Barriers to access are not isolated. Nearly 43 million people are uninsured in the US. Substantial racial and ethnic disparities exist in health insurance coverage. Disparities correlate with health indicators. In 2002, some 10.7 percent of white, non-Hispanic Americans were uninsured, compared to 20.2 percent of African-Americans, 18.4 percent of Asians and 32.4 percent of Latinos (Source: Health Insurance Coverage in the United States: 2002, Current Population Reports P60-223, U.S. Census Bureau, September 2003).

Nearly 10 million children age 18 and under are uninsured. In some states more than 10% of the children are uninsured: Texas (23%), Florida (15%), Wyoming (13%).
http://mchb.hrsa.gov/mchirc/chusa_04/pages/0604hiscT.htm.
Access to health care is a problem among the uninsured. According to the American Public Health Association:
"Even though the nation’s infant mortality rate is down, the infant death rate among African Americans is still more than double that of whites. Heart disease death rates are more than 40 percent higher for African Americans than for whites. The death rate for all cancers is 30 percent higher for African Americans than for whites; for prostate cancer, it is more than double that for whites. The death rate from HIV/AIDS for African Americans is more than seven times that for whites; the rate of homicide is six times that for whites.

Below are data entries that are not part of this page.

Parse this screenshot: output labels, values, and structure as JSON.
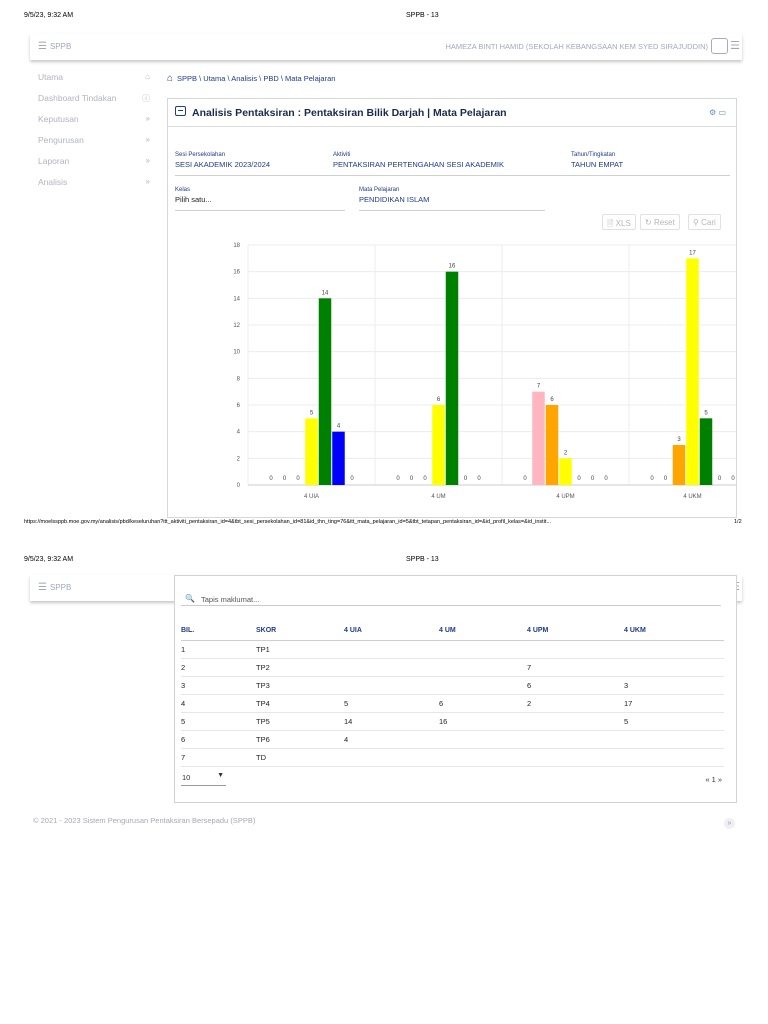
{
  "print": {
    "datetime": "9/5/23, 9:32 AM",
    "title": "SPPB - 13",
    "url": "https://moelssppb.moe.gov.my/analisis/pbd/keseluruhan?itt_aktiviti_pentaksiran_id=4&tbt_sesi_persekolahan_id=81&id_thn_ting=76&itt_mata_pelajaran_id=5&tbt_tetapan_pentaksiran_id=&id_profil_kelas=&id_instit...",
    "page": "1/2"
  },
  "topbar": {
    "brand": "SPPB",
    "menu_icon": "hamburger-icon",
    "user": "HAMEZA BINTI HAMID (SEKOLAH KEBANGSAAN KEM SYED SIRAJUDDIN)"
  },
  "sidebar": {
    "items": [
      {
        "label": "Utama",
        "icon": "home-icon"
      },
      {
        "label": "Dashboard Tindakan",
        "icon": "info-icon"
      },
      {
        "label": "Keputusan",
        "icon": "chevron-icon"
      },
      {
        "label": "Pengurusan",
        "icon": "chevron-icon"
      },
      {
        "label": "Laporan",
        "icon": "chevron-icon"
      },
      {
        "label": "Analisis",
        "icon": "chevron-icon"
      }
    ]
  },
  "breadcrumb": "SPPB \\ Utama \\ Analisis \\ PBD \\ Mata Pelajaran",
  "card": {
    "title": "Analisis Pentaksiran : Pentaksiran Bilik Darjah | Mata Pelajaran",
    "fields": {
      "sesi": {
        "label": "Sesi Persekolahan",
        "value": "SESI AKADEMIK 2023/2024"
      },
      "aktiviti": {
        "label": "Aktiviti",
        "value": "PENTAKSIRAN PERTENGAHAN  SESI AKADEMIK"
      },
      "tahun": {
        "label": "Tahun/Tingkatan",
        "value": "TAHUN EMPAT"
      },
      "kelas": {
        "label": "Kelas",
        "value": "Pilih satu..."
      },
      "mapel": {
        "label": "Mata Pelajaran",
        "value": "PENDIDIKAN ISLAM"
      }
    },
    "buttons": {
      "xls": "XLS",
      "reset": "Reset",
      "cari": "Cari"
    }
  },
  "chart_data": {
    "type": "bar",
    "categories": [
      "4 UIA",
      "4 UM",
      "4 UPM",
      "4 UKM"
    ],
    "ylim": [
      0,
      18
    ],
    "yticks": [
      0,
      2,
      4,
      6,
      8,
      10,
      12,
      14,
      16,
      18
    ],
    "grid": true,
    "series": [
      {
        "values": [
          0,
          0,
          0,
          0
        ],
        "color": "#ff0000"
      },
      {
        "values": [
          0,
          0,
          7,
          0
        ],
        "color": "#ffb6c1"
      },
      {
        "values": [
          0,
          0,
          6,
          3
        ],
        "color": "#ffa500"
      },
      {
        "values": [
          5,
          6,
          2,
          17
        ],
        "color": "#ffff00"
      },
      {
        "values": [
          14,
          16,
          0,
          5
        ],
        "color": "#008000"
      },
      {
        "values": [
          4,
          0,
          0,
          0
        ],
        "color": "#0000ff"
      },
      {
        "values": [
          0,
          0,
          0,
          0
        ],
        "color": "#800080"
      }
    ]
  },
  "table": {
    "search_placeholder": "Tapis maklumat...",
    "headers": [
      "BIL.",
      "SKOR",
      "4 UIA",
      "4 UM",
      "4 UPM",
      "4 UKM"
    ],
    "rows": [
      [
        "1",
        "TP1",
        "",
        "",
        "",
        ""
      ],
      [
        "2",
        "TP2",
        "",
        "",
        "7",
        ""
      ],
      [
        "3",
        "TP3",
        "",
        "",
        "6",
        "3"
      ],
      [
        "4",
        "TP4",
        "5",
        "6",
        "2",
        "17"
      ],
      [
        "5",
        "TP5",
        "14",
        "16",
        "",
        "5"
      ],
      [
        "6",
        "TP6",
        "4",
        "",
        "",
        ""
      ],
      [
        "7",
        "TD",
        "",
        "",
        "",
        ""
      ]
    ],
    "page_size": "10",
    "pager": "« 1 »"
  },
  "footer": "© 2021 - 2023 Sistem Pengurusan Pentaksiran Bersepadu (SPPB)"
}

American Indians and Alaska Natives have an infant death rate almost double that for whites. The rate of diabetes for this population group is more than twice that for whites. The Pima of Arizona have one of the highest rates of diabetes in the world. American Indians and Alaska Natives also have disproportionately high death rates from unintentional injuries and suicide."
Source: http://www.apha.org/legislative/factsheets/disparitiesFactSheet.pdf

Access to emergency services is an alternative but not necessarily a solution in some cases. Diseases highly prevalent in children as asthma show significant variation in treatment rates based on ethnicity, income and insurance. Most uninsured children with asthma never see a doctor during the year and many are hospitalized for acute asthma attacks that could have been prevented (Source: Newacheck, P.W., et al. 1996. "Children's access to primary care: Difference by race, income, and insurance status," Pediatrics, 97, 26-32.). Children with untreated illness often cannot keep up in school. Uninsured children are more likely to miss school.